Saya berganti baju kadang seperti fashion show
Begitu boros dan tidak berarti
Tapi herannya saya suka melakukannya
Apakah itu kebiasaan atau kegemaran
Saya juga kurang tahu

Mantra Tentang Kesetiaan dan Cinta Kasih

Mantra ini diberikan oleh Bodhisattva yang penuh cinta kasih yaitu Bodhisattva Maitreya. Buddha Maitreya memandang, dewasa ini, dunia kekurangan cinta kasih. Setiap orang merasa nyaman dengan diri sendiri saja, padahal di luar dirinya sendiri masih ada orang yang perlu diperhatikan. 

Di sisi lain pasangan suami istri sering kedapatan melirik orang lain, kurangnya rasa kesetiaan di antara kehidupan sosial membuat Buddha Maitreya menurunkan Mantra sederhana ini untuk mengingatkan kita semua.

Marilah kita sering-sering mendaraskan mantra ini.

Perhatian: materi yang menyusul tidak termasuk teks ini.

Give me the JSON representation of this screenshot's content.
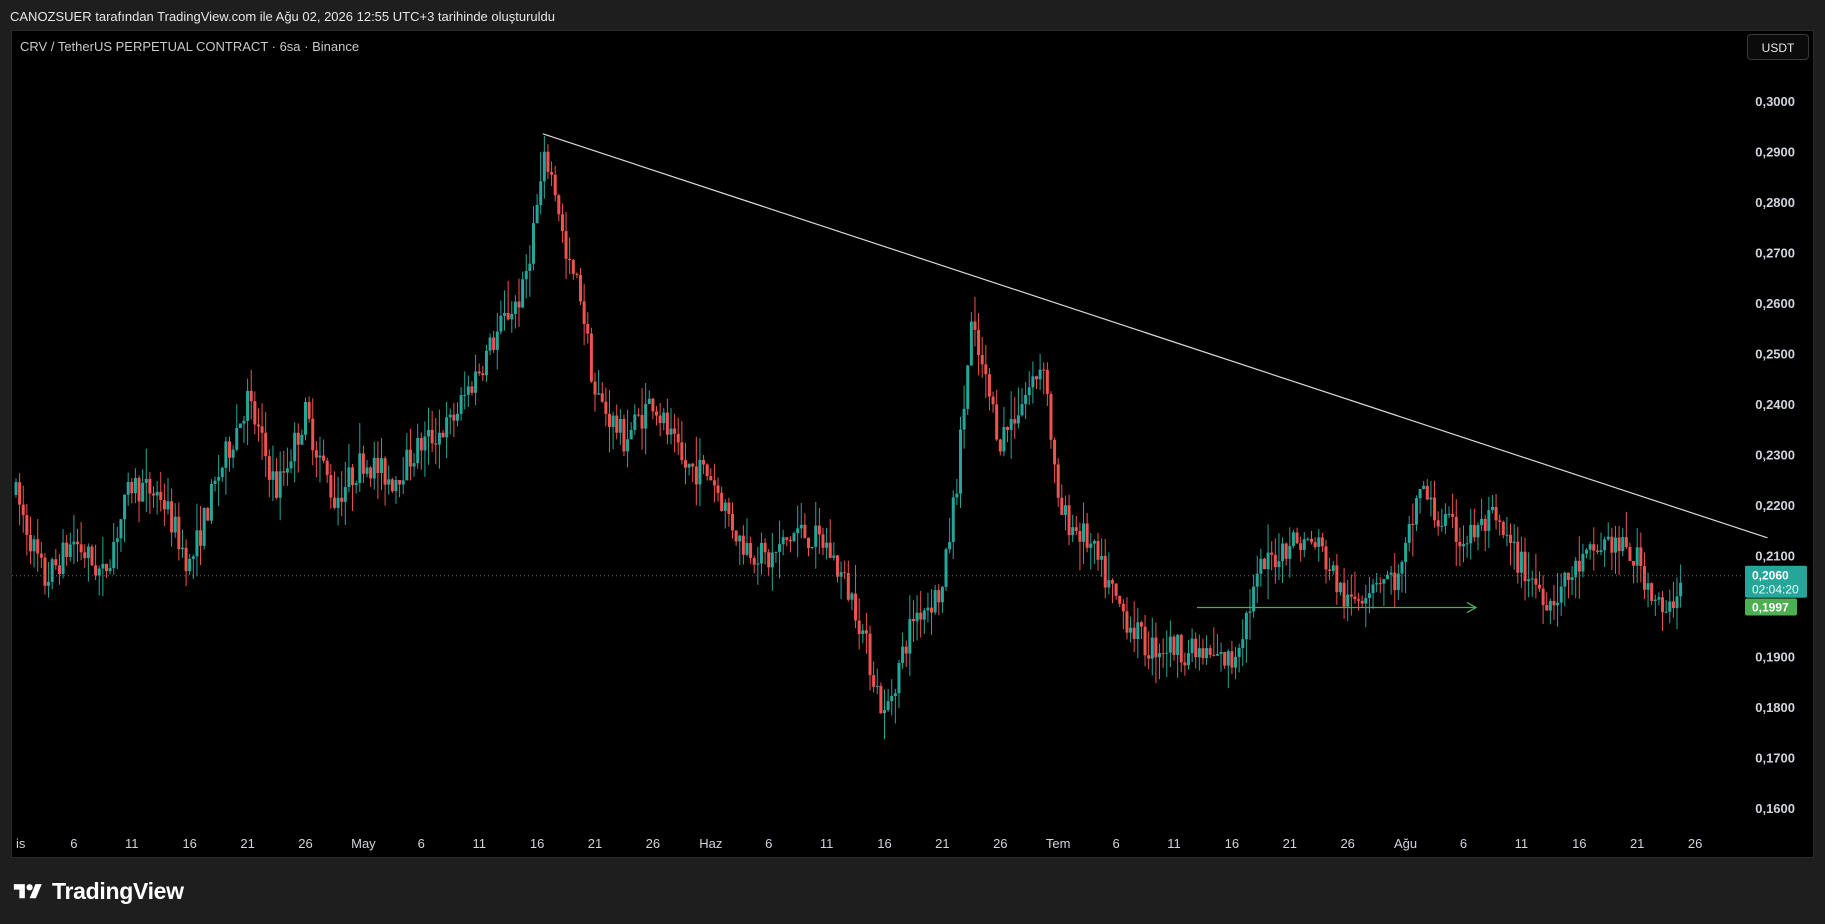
{
  "header": {
    "caption": "CANOZSUER tarafından TradingView.com ile Ağu 02, 2026 12:55 UTC+3 tarihinde oluşturuldu"
  },
  "chart_header": {
    "symbol": "CRV / TetherUS PERPETUAL CONTRACT · 6sa · Binance",
    "currency": "USDT"
  },
  "colors": {
    "background": "#000000",
    "up": "#26a69a",
    "down": "#ef5350",
    "trendline": "#d9d9d9",
    "support": "#4caf50",
    "price_label": "#26a69a",
    "support_label": "#4caf50",
    "axis_text": "#d1d4dc"
  },
  "brand": {
    "name": "TradingView",
    "icon": "tradingview-logo-icon"
  },
  "chart_data": {
    "type": "candlestick",
    "title": "CRV / TetherUS PERPETUAL CONTRACT · 6sa · Binance",
    "ylim": [
      0.155,
      0.308
    ],
    "y_ticks": [
      "0,3000",
      "0,2900",
      "0,2800",
      "0,2700",
      "0,2600",
      "0,2500",
      "0,2400",
      "0,2300",
      "0,2200",
      "0,2100",
      "0,1900",
      "0,1800",
      "0,1700",
      "0,1600"
    ],
    "x_ticks": [
      "is",
      "6",
      "11",
      "16",
      "21",
      "26",
      "May",
      "6",
      "11",
      "16",
      "21",
      "26",
      "Haz",
      "6",
      "11",
      "16",
      "21",
      "26",
      "Tem",
      "6",
      "11",
      "16",
      "21",
      "26",
      "Ağu",
      "6",
      "11",
      "16",
      "21",
      "26"
    ],
    "x_domain": [
      0,
      29
    ],
    "series": [
      {
        "values": [
          [
            0.0,
            0.222
          ],
          [
            1.0,
            0.205
          ],
          [
            2.0,
            0.213
          ],
          [
            3.0,
            0.206
          ],
          [
            4.0,
            0.224
          ],
          [
            5.0,
            0.222
          ],
          [
            6.0,
            0.208
          ],
          [
            7.0,
            0.226
          ],
          [
            8.0,
            0.241
          ],
          [
            9.0,
            0.223
          ],
          [
            10.0,
            0.238
          ],
          [
            11.0,
            0.221
          ],
          [
            12.0,
            0.229
          ],
          [
            13.0,
            0.225
          ],
          [
            14.0,
            0.232
          ],
          [
            15.0,
            0.236
          ],
          [
            16.0,
            0.247
          ],
          [
            17.0,
            0.258
          ],
          [
            17.5,
            0.262
          ],
          [
            18.0,
            0.279
          ],
          [
            18.3,
            0.289
          ],
          [
            18.7,
            0.281
          ],
          [
            19.0,
            0.268
          ],
          [
            19.5,
            0.262
          ],
          [
            20.0,
            0.242
          ],
          [
            21.0,
            0.233
          ],
          [
            22.0,
            0.241
          ],
          [
            23.0,
            0.228
          ],
          [
            24.0,
            0.226
          ],
          [
            25.0,
            0.213
          ],
          [
            26.0,
            0.209
          ],
          [
            27.0,
            0.215
          ],
          [
            28.0,
            0.212
          ],
          [
            29.0,
            0.2
          ],
          [
            30.0,
            0.178
          ],
          [
            31.0,
            0.198
          ],
          [
            32.0,
            0.203
          ],
          [
            32.5,
            0.225
          ],
          [
            33.0,
            0.255
          ],
          [
            34.0,
            0.233
          ],
          [
            35.0,
            0.243
          ],
          [
            35.5,
            0.249
          ],
          [
            36.0,
            0.219
          ],
          [
            37.0,
            0.213
          ],
          [
            38.0,
            0.201
          ],
          [
            39.0,
            0.192
          ],
          [
            40.0,
            0.192
          ],
          [
            41.0,
            0.19
          ],
          [
            42.0,
            0.189
          ],
          [
            43.0,
            0.207
          ],
          [
            44.0,
            0.213
          ],
          [
            45.0,
            0.212
          ],
          [
            46.0,
            0.2
          ],
          [
            47.0,
            0.206
          ],
          [
            47.8,
            0.205
          ],
          [
            48.5,
            0.224
          ],
          [
            49.0,
            0.218
          ],
          [
            50.0,
            0.213
          ],
          [
            51.0,
            0.217
          ],
          [
            52.0,
            0.208
          ],
          [
            53.0,
            0.201
          ],
          [
            54.0,
            0.208
          ],
          [
            55.0,
            0.213
          ],
          [
            56.0,
            0.209
          ],
          [
            57.0,
            0.197
          ],
          [
            57.5,
            0.206
          ]
        ]
      }
    ],
    "last_price": "0,2060",
    "countdown": "02:04:20",
    "support_price": "0,1997",
    "support_value": 0.1997,
    "trendline": {
      "from": [
        18.2,
        0.2935
      ],
      "to": [
        30.2,
        0.2655
      ],
      "to_end": [
        60.5,
        0.2135
      ]
    }
  }
}
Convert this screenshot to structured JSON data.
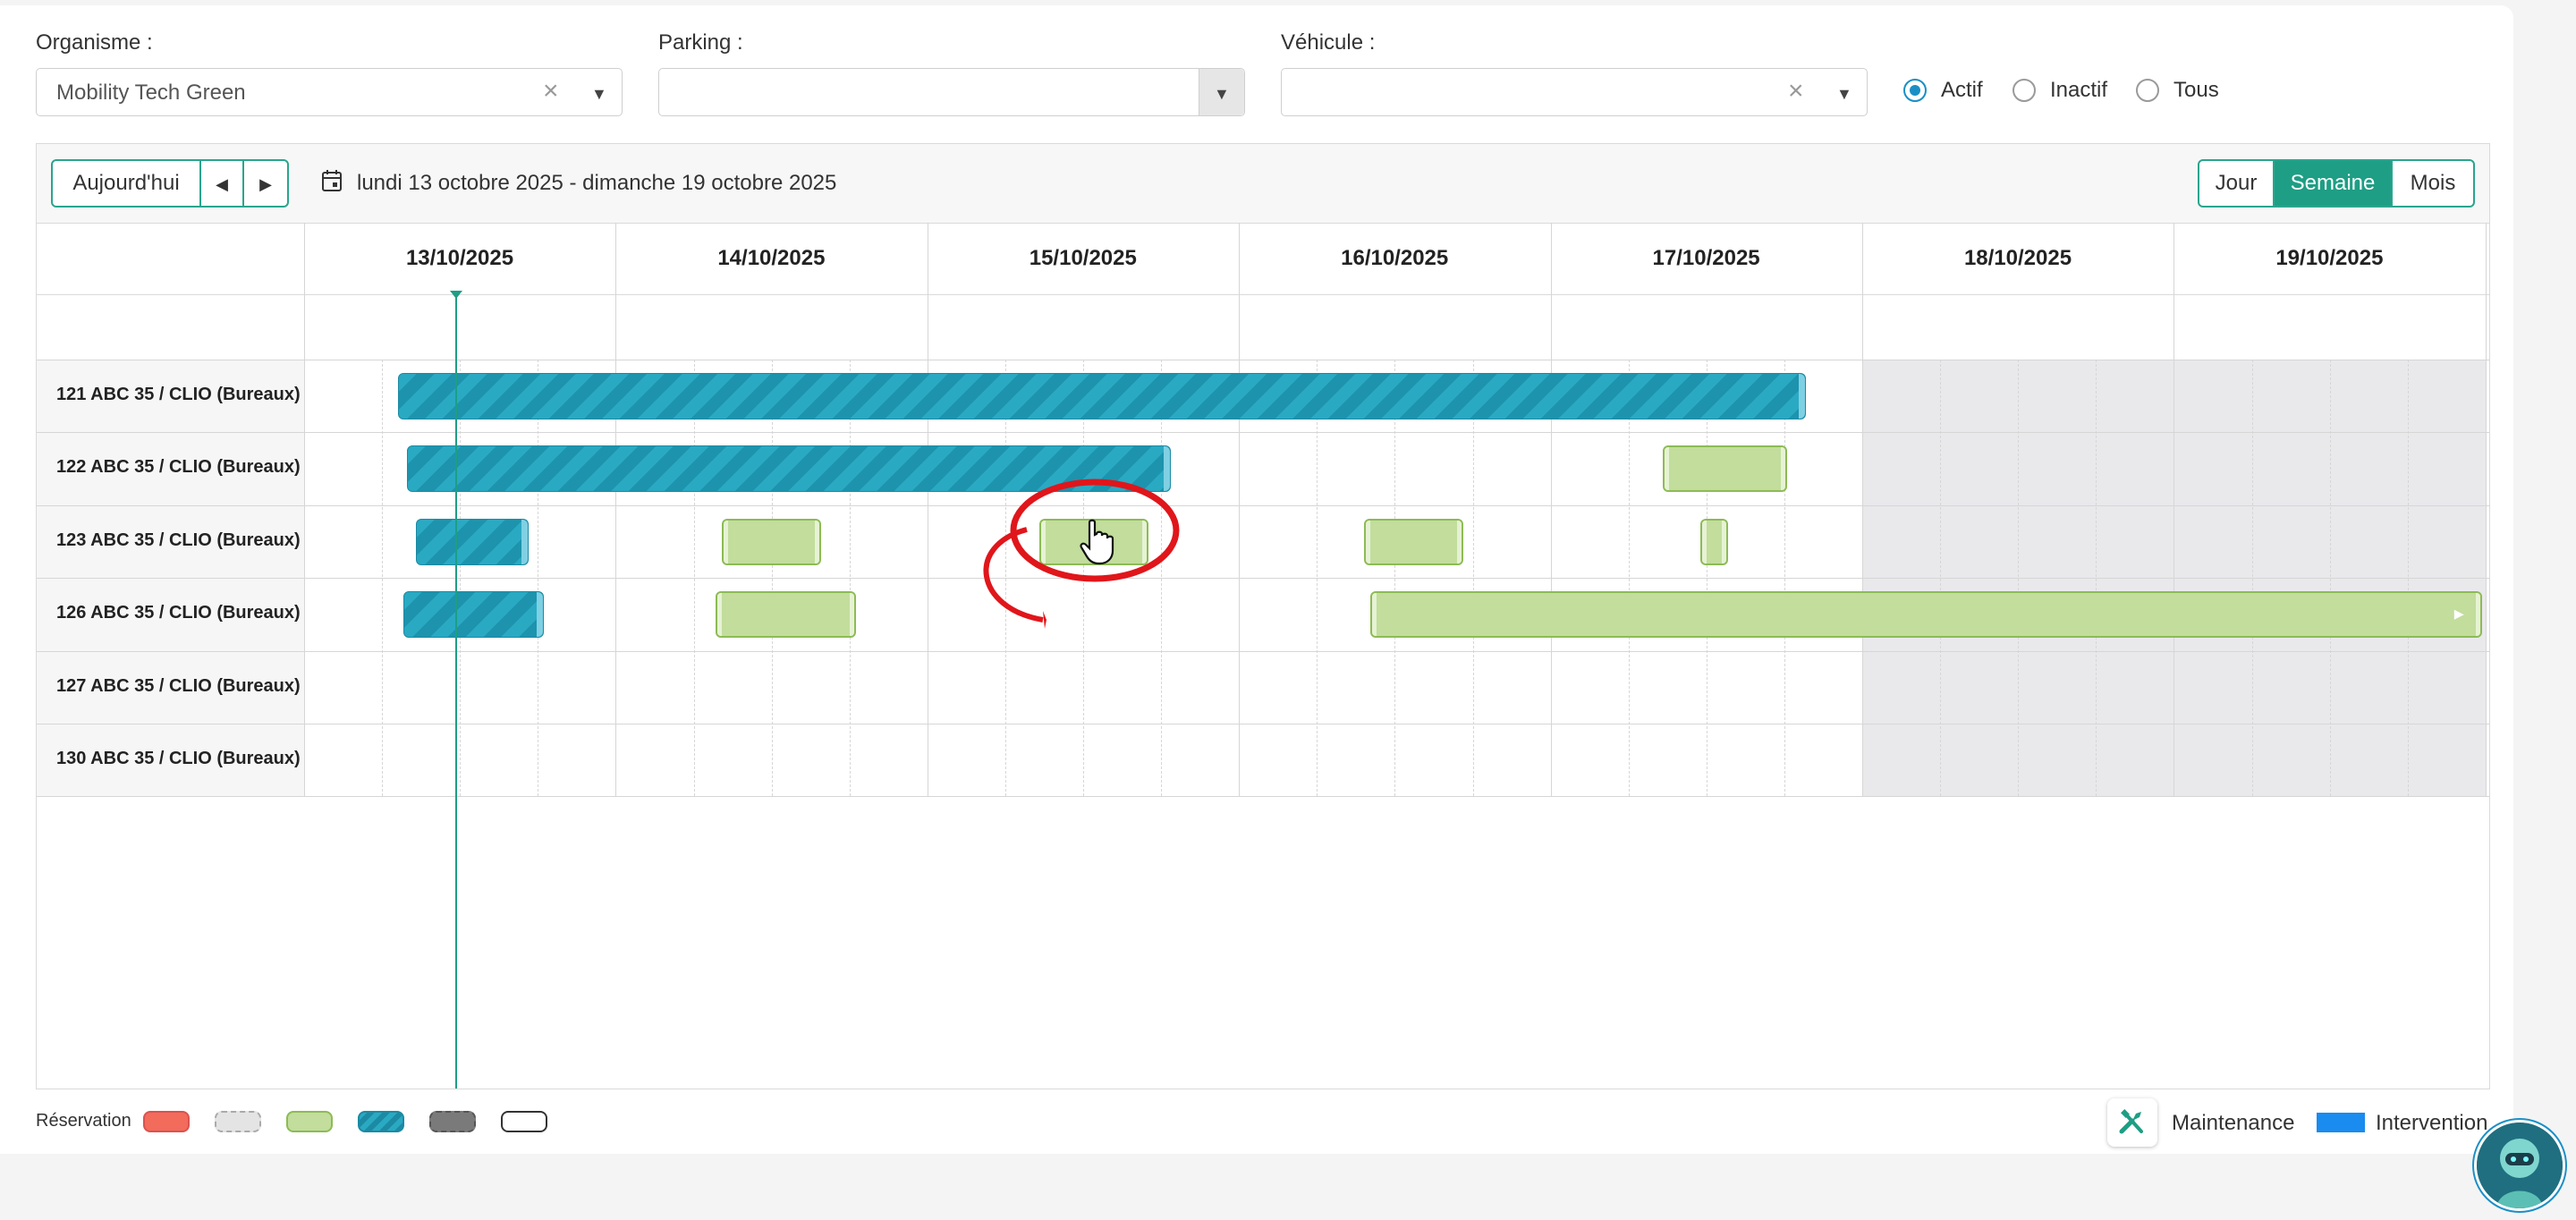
{
  "filters": {
    "organisme": {
      "label": "Organisme :",
      "value": "Mobility Tech Green"
    },
    "parking": {
      "label": "Parking :",
      "value": ""
    },
    "vehicule": {
      "label": "Véhicule :",
      "value": ""
    },
    "status_options": [
      {
        "label": "Actif",
        "selected": true
      },
      {
        "label": "Inactif",
        "selected": false
      },
      {
        "label": "Tous",
        "selected": false
      }
    ]
  },
  "toolbar": {
    "today_label": "Aujourd'hui",
    "prev_icon": "caret-left-icon",
    "next_icon": "caret-right-icon",
    "date_range": "lundi 13 octobre 2025 - dimanche 19 octobre 2025",
    "views": [
      {
        "label": "Jour",
        "active": false
      },
      {
        "label": "Semaine",
        "active": true
      },
      {
        "label": "Mois",
        "active": false
      }
    ]
  },
  "days": [
    "13/10/2025",
    "14/10/2025",
    "15/10/2025",
    "16/10/2025",
    "17/10/2025",
    "18/10/2025",
    "19/10/2025"
  ],
  "vehicles": [
    "121 ABC 35 / CLIO (Bureaux)",
    "122 ABC 35 / CLIO (Bureaux)",
    "123 ABC 35 / CLIO (Bureaux)",
    "126 ABC 35 / CLIO (Bureaux)",
    "127 ABC 35 / CLIO (Bureaux)",
    "130 ABC 35 / CLIO (Bureaux)"
  ],
  "reservations": [
    {
      "vehicle": 0,
      "type": "teal",
      "start_day": 0.3,
      "end_day": 4.82
    },
    {
      "vehicle": 1,
      "type": "teal",
      "start_day": 0.33,
      "end_day": 2.78
    },
    {
      "vehicle": 1,
      "type": "green",
      "start_day": 4.36,
      "end_day": 4.76
    },
    {
      "vehicle": 2,
      "type": "teal",
      "start_day": 0.36,
      "end_day": 0.72
    },
    {
      "vehicle": 2,
      "type": "green",
      "start_day": 1.34,
      "end_day": 1.66
    },
    {
      "vehicle": 2,
      "type": "green",
      "start_day": 2.36,
      "end_day": 2.71
    },
    {
      "vehicle": 2,
      "type": "green",
      "start_day": 3.4,
      "end_day": 3.72
    },
    {
      "vehicle": 2,
      "type": "green",
      "start_day": 4.48,
      "end_day": 4.57
    },
    {
      "vehicle": 3,
      "type": "teal",
      "start_day": 0.32,
      "end_day": 0.77
    },
    {
      "vehicle": 3,
      "type": "green",
      "start_day": 1.32,
      "end_day": 1.77
    },
    {
      "vehicle": 3,
      "type": "green",
      "start_day": 3.42,
      "end_day": 7.0,
      "continues": true
    }
  ],
  "legend": {
    "label": "Réservation",
    "swatches": [
      {
        "fill": "#f26b5b",
        "border": "#d9534f",
        "style": "solid"
      },
      {
        "fill": "#e4e4e4",
        "border": "#aaaaaa",
        "style": "dashed"
      },
      {
        "fill": "#c2dd9c",
        "border": "#8dbb55",
        "style": "solid"
      },
      {
        "fill": "#2aa9c3",
        "border": "#1c8aa3",
        "style": "striped"
      },
      {
        "fill": "#7a7a7a",
        "border": "#555555",
        "style": "dashed"
      },
      {
        "fill": "#ffffff",
        "border": "#333333",
        "style": "solid"
      }
    ],
    "maintenance_label": "Maintenance",
    "maintenance_icon": "tools-icon",
    "intervention_label": "Intervention",
    "intervention_color": "#1a8bef"
  },
  "colors": {
    "accent": "#1e9e84",
    "weekend": "#e9e9ec",
    "annotation": "#e0161b"
  }
}
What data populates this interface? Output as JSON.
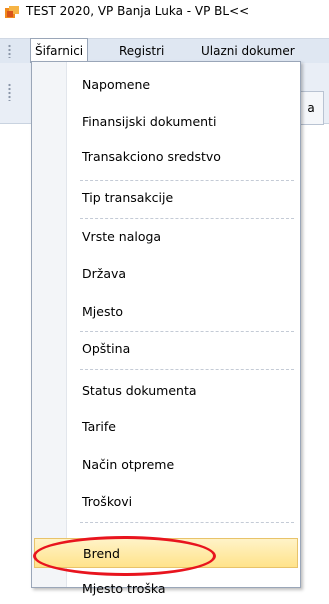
{
  "window": {
    "title": "TEST 2020, VP Banja Luka - VP BL<<"
  },
  "menubar": {
    "items": [
      "Šifarnici",
      "Registri",
      "Ulazni dokumer"
    ]
  },
  "toolbar": {
    "partial_label": "a"
  },
  "dropdown": {
    "items": [
      "Napomene",
      "Finansijski dokumenti",
      "Transakciono sredstvo",
      "Tip transakcije",
      "Vrste naloga",
      "Država",
      "Mjesto",
      "Opština",
      "Status dokumenta",
      "Tarife",
      "Način otpreme",
      "Troškovi",
      "Brend",
      "Mjesto troška"
    ],
    "highlighted": "Brend"
  },
  "colors": {
    "highlight": "#ffe38a",
    "annotation": "#e8141e"
  }
}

Di tengah ketersesatan enam indra
Mencari jalan keluar dari semua masalah
Di mana jalan lurus itu?
Sejauh mata memandang
Bisakah anda melihat gunung itu?
Jalan itu berputar dan berbelok
Seperti hatiku yang tak berarah
Apakah aku mengikuti seutas tali
Membawa ku pada tujuan?
Hatiku hanya melihat samar
Tapi hangat matahari terasa nyata
Dalam perjalanan ku
Tidak akan selalu lurus, banyak rintangan
Tapi dalam perjalanan aku ditempa
Menjadi kuat dan layak untuk mendapatkan
Bisakah aku bertahan pada setiap kerikil tajam?
Bisakah aku menyingkirkan batu besar dalam diriku?
Meski pun hatiku sudah hancur dan terluka
Bisakah ku setia dan bertahan?
Jika kau mengerti cinta pada akhirnya apa?
Apakah kita akan melarikan diri?
Tapi kasih sayang sejati tak pernah berlari
Seperti itulah yang diberikan kepadaku
Meski banyak rayuan dari orang-orang
Tapi itu tidak menggoda imanku
Dari hal-hal yang benar-benar menyayangiku
Aku dengan segala rapuh berkata,
"Aku akan bertahan"

Mantra: Perjalanan Menuju Utara

Mantra yang ini diberikan oleh Bodhisattva Maitreya dan Bodhisattva Manjushri. Fungsi mendaraskan mantra ini: merefleksikan kembali perjalanan hidup kita. Merefleksikan kembali perubahan hidup kita dalam menjalankan Tao. Dari berwatak keras hingga dapat beradaptasi dan menjadi manusia yang senantiasa belajar melunakkan diri agar mengerti orang lain dan merubah suasana hati yang dingin menjadi hangat.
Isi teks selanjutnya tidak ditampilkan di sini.